Sie haben die Separatisten erwähnt, die das Minsk-Abkommen unterzeichnet haben. Mit den Vorkommnissen in Lugansk (Putsch gegen den Chef der sogenannten Volksrepublik, Anm.) ist ein Unterzeichner abhanden gekommen. Ist das Abkommen damit in Gefahr?

Das sehe ich nicht. Plotnitsky wurde nun ausdrücklich mit der Umsetzung von Minsk betraut von der sogenannten Volksrepublik Lugansk.

Das Konsens-Prinzip ist immer wieder ein Kritikpunkt gegen die OSZE. Ihr wird vorgeworfen, ein Plauderverein zu sein. Was entgegnen sie dem?
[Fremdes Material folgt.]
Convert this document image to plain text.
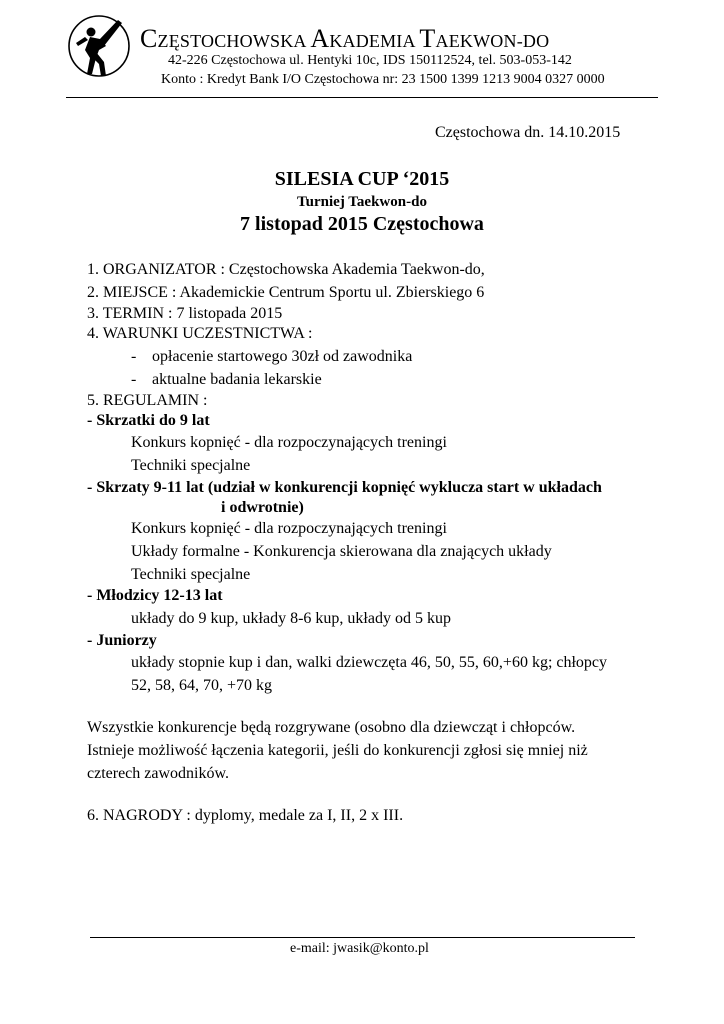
CZĘSTOCHOWSKA AKADEMIA TAEKWON-DO
42-226 Częstochowa ul. Hentyki 10c, IDS 150112524, tel. 503-053-142
Konto : Kredyt Bank I/O Częstochowa nr: 23 1500 1399 1213 9004 0327 0000
Częstochowa dn. 14.10.2015
SILESIA CUP ‘2015
Turniej Taekwon-do
7 listopad 2015 Częstochowa
1. ORGANIZATOR : Częstochowska Akademia Taekwon-do,
2. MIEJSCE : Akademickie Centrum Sportu ul. Zbierskiego 6
3. TERMIN : 7 listopada 2015
4. WARUNKI UCZESTNICTWA :
- opłacenie startowego 30zł od zawodnika
- aktualne badania lekarskie
5. REGULAMIN :
- Skrzatki do 9 lat
Konkurs kopnięć - dla rozpoczynających treningi
Techniki specjalne
- Skrzaty 9-11 lat (udział w konkurencji kopnięć wyklucza start w układach
i odwrotnie)
Konkurs kopnięć - dla rozpoczynających treningi
Układy formalne - Konkurencja skierowana dla znających układy
Techniki specjalne
- Młodzicy 12-13 lat
układy do 9 kup, układy 8-6 kup, układy od 5 kup
- Juniorzy
układy stopnie kup i dan, walki dziewczęta 46, 50, 55, 60,+60 kg; chłopcy
52, 58, 64, 70, +70 kg
Wszystkie konkurencje będą rozgrywane (osobno dla dziewcząt i chłopców.
Istnieje możliwość łączenia kategorii, jeśli do konkurencji zgłosi się mniej niż
czterech zawodników.
6. NAGRODY : dyplomy, medale za I, II, 2 x III.
e-mail: jwasik@konto.pl
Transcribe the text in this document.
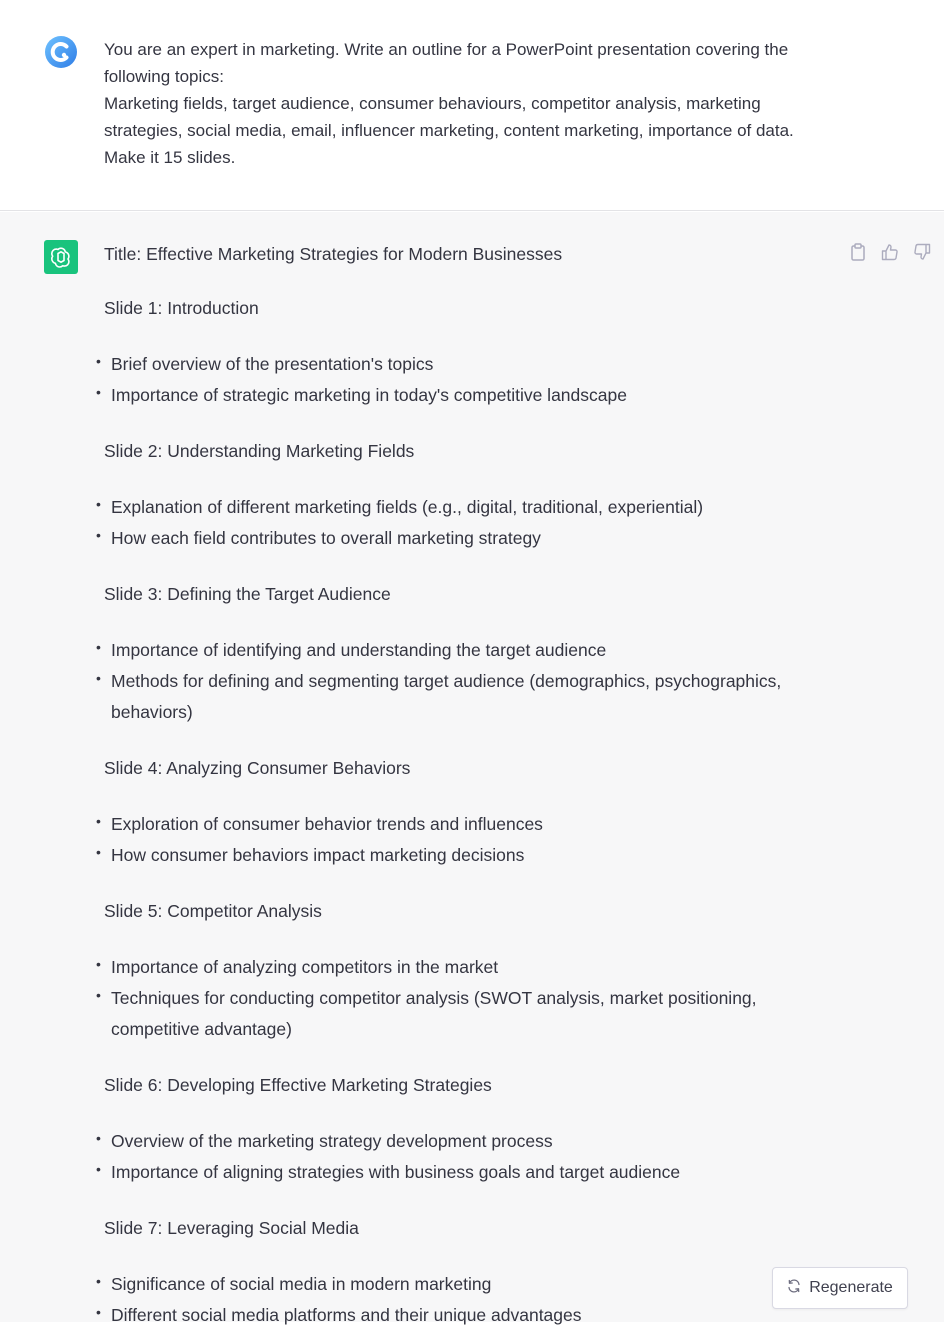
You are an expert in marketing. Write an outline for a PowerPoint presentation covering the
following topics:
Marketing fields, target audience, consumer behaviours, competitor analysis, marketing
strategies, social media, email, influencer marketing, content marketing, importance of data.
Make it 15 slides.
Title: Effective Marketing Strategies for Modern Businesses
Slide 1: Introduction
• Brief overview of the presentation's topics
• Importance of strategic marketing in today's competitive landscape
Slide 2: Understanding Marketing Fields
• Explanation of different marketing fields (e.g., digital, traditional, experiential)
• How each field contributes to overall marketing strategy
Slide 3: Defining the Target Audience
• Importance of identifying and understanding the target audience
• Methods for defining and segmenting target audience (demographics, psychographics, behaviors)
Slide 4: Analyzing Consumer Behaviors
• Exploration of consumer behavior trends and influences
• How consumer behaviors impact marketing decisions
Slide 5: Competitor Analysis
• Importance of analyzing competitors in the market
• Techniques for conducting competitor analysis (SWOT analysis, market positioning, competitive advantage)
Slide 6: Developing Effective Marketing Strategies
• Overview of the marketing strategy development process
• Importance of aligning strategies with business goals and target audience
Slide 7: Leveraging Social Media
• Significance of social media in modern marketing
• Different social media platforms and their unique advantages
Regenerate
Das Konsensprinzip hat den Vorteil, dass Entscheidungen den politischen Willen jeder Seite widerspiegeln und jeder Seite die Möglichkeit bieten, einen Konflikt zu lösen. Die OSZE ist ein Kind der Helsinki-Vereinbarung von 1975. Das Konsensprinzip hat sich als Vorteil erwiesen. Außerdem: Allen internationalen Organisationen wird vorgeworfen, ein Plauderverein zu sein. Das Konsens-Prinzip findet sich ja bei vielen internationalen Organisationen. Aber bei einer Abkehr von diesem Prinzip könnten Konflikte ganz klar in Richtung Schlachtfeld gehen.